Arts
Exhibit
Jewish Artists Explore Climate Change and Environmentalism
In Venice, a city defined by water, five Jewish artists spent three weeks together in October 2018 to explore the Jewish response to climate change. Initiated by Beit Venezia, a Jewish cultural organization in the Venice Ghetto, the project—Living Under Water—extended far beyond the short residency, turning into a yearlong exploration that has culminated in a 60-page e-zine.
Designed to be a teaching tool in Jewish educational settings to generate discussion and action, the e-zine incorporates the artists’ work—drawings, photographs, mixed media art and journals—with 10 essays by Jewish scientists, rabbis, activists, teachers and philosophers that connect the dots between Judaism and environmentalism. The contributors hope that it will be used year-round, but especially on Tu B’Shevat, the Jewish New Year for trees that falls this year on February 10.
Israeli artist Andi Arnovitz, 60, produced the cover print: an ark sinking below the water, a stark commentary on the rising sea levels that are one symptom of climate change.
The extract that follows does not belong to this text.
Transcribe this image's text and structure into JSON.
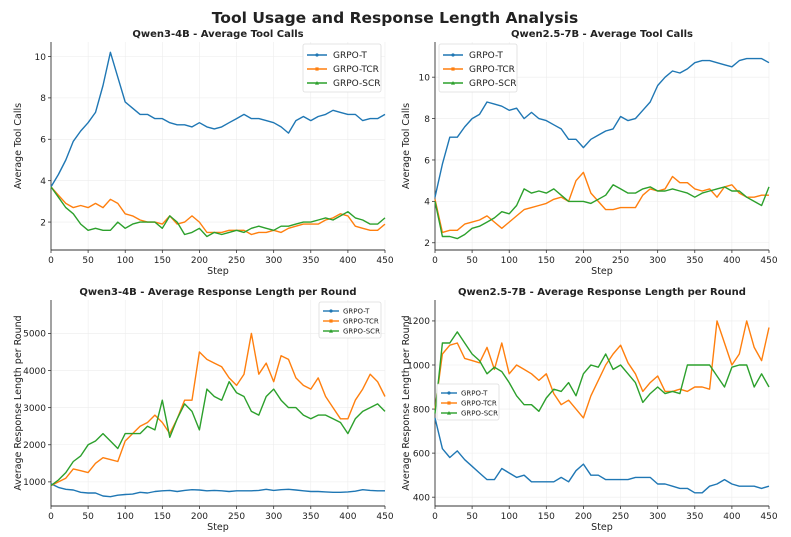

The back cover shows a submerged Venetian palazzo, both part of Arnovitz’s series “Rising.” In an unfortunate example of life imitating art, Venice was hit with historic flooding this past November.
“Nothing,” Arnovitz said in an interview, “will be immune from the natural disasters that will result from our inability to adapt and create fundamental changes in the way we care for the earth.”
The artists—Arnovitz, Kenneth Goldman, Leora Wise, Meydad Eliyahu and Lynne Avadenka—hail from across the Jewish religious spectrum as well as from diverse geographic backgrounds: Arnovitz and Goldman made aliyah from the United States many years ago; Wise and Eliyahu are sabras; and Avadenka is American.
In addition to individual artistic responses, each was tasked with creating snow globes that turn the nostalgic icon into contemporary riffs on climate change. Michigan resident Avadenka, 65, created an endangered globe within a globe (Afterword), paired with a reshaped quote from the Shavuot Akdamut (Forward) prayer that traditionally praises the sky as a writing surface, reeds as writing tools, seas as ink and human beings as chroniclers of God’s handiwork.
An exhibition of the artists’ work was displayed at The Wolfson Museum of Jewish Art this past fall as part of the 2019 Jerusalem Biennale. The exhibit included a film on the artistic process, available for viewing at the Living Under Water website.
“My deep hope,” said Arnovitz, “is that we have created something which will be used, re-circulated, quoted and examined, debated, shared and pondered. A single image can jolt us out of our stupor.”